Deep sea coral before and after trawling.
In 2004, more than 1,100 marine scientists have signed a statement calling on the United Nations and world governments to stop the destruction of deep-sea corals. The researchers want a moratorium on the use of the heavy trawling gear that gouges coral and sponges from the ocean bottom in search of valuable fish. "Deep-sea corals and sponges are crucial habitat elements for seafloor species," said UBC fisheries professor Daniel Pauly. "Allowing trawling in coral forests is the worst thing we are doing in the ocean today. It should be stopped immediately until scientists can determine whether trawling in the deep-sea can be justified anywhere." "Nothing could be dumber than destroying the habitats that depleted fish populations need to recover. Governments must stop pussyfooting around and do something useful."
Longline fishing consists of baited hooks on lines up to 80 miles long. Each longline can have more than several thousand hooks at a time. These may catch swordfish, tuna, sharks, birds, and turtles. Worldwide, an estimated 180,000 birds die on longline hooks each year, many of which are endangered and nearing extinction. About 10% of the world's endangered wandering population is killed each year by longlines. According to Bird International, in 1996, just three albatross species were threatened, but today all 21 species are at risk of extinction. A number of petrel species also face extinction, and all these sea birds are at risk as a result of longlining. Fishermen can minimize conflicts with seabirds by putting extra weight on lines to make bait sink faster, by setting hooks at night, and by using streamer lines that scare birds away. In some areas sharks have also been severely impacted by longline fishing. In 1998, 60,857 sharks were killed in Hawaiian longline fisheries. Sharks have slow growth and reproductive rates, which makes them particularly vulnerable to overfishing (see predators).
Other destructive fishing practices include using sodium cyanide which is applied to reef crevices where fish hide. Almost 80 percent of the marine aquarium fish sold internationally come from the Philippines, many caught by cyanide fishing. Although the practice has been outlawed, and many importers refuse cyanide-tainted fish, widespread use of cyanide continues.

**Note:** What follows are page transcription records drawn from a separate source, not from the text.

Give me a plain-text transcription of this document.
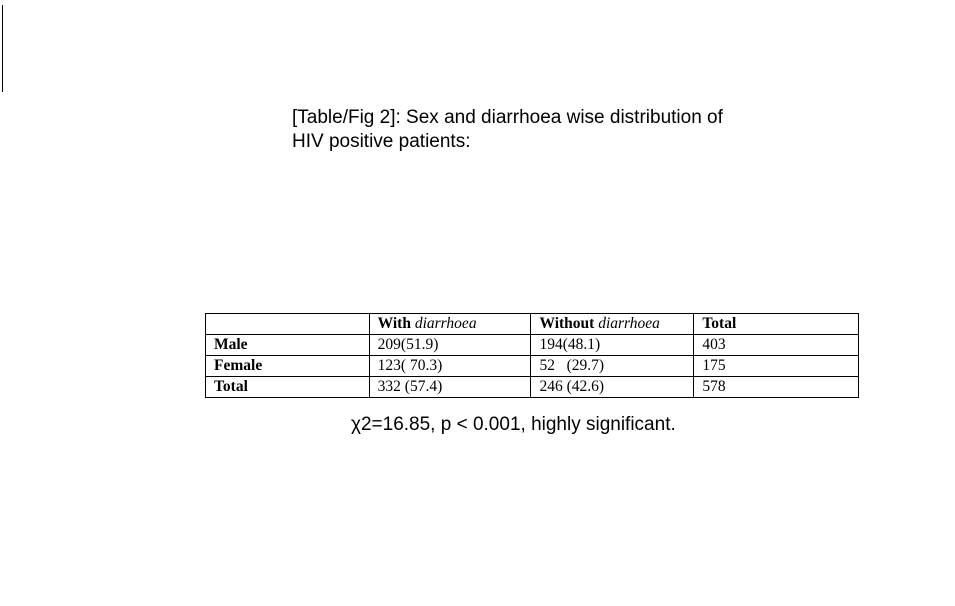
[Table/Fig 2]: Sex and diarrhoea wise distribution of
HIV positive patients:
	With diarrhoea	Without diarrhoea	Total
Male	209(51.9)	194(48.1)	403
Female	123( 70.3)	52   (29.7)	175
Total	332 (57.4)	246 (42.6)	578
χ2=16.85, p < 0.001, highly significant.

Blast fishing catches food fish in a flash, but it's dangerous to fishermen, devastating to fishes and coral reefs, and even though prohibited in most countries, still used on coral reefs in Asia, Africa, the South Pacific, and the Caribbean. A single blast can destroy thousands of years of coral growth
The increasing popularity of scuba diving has put more strain on coral reefs around the world. Divers frequently make contact with fragile corals, breaking them or damaging their fragile tissue surface, leaving them susceptible to bacterial attack and disease. Boat anchors from dive boats also contribute to the damage caused by recreational diving. Each time an anchor is dropped, 4-6 m2 of the reef surface is destroyed.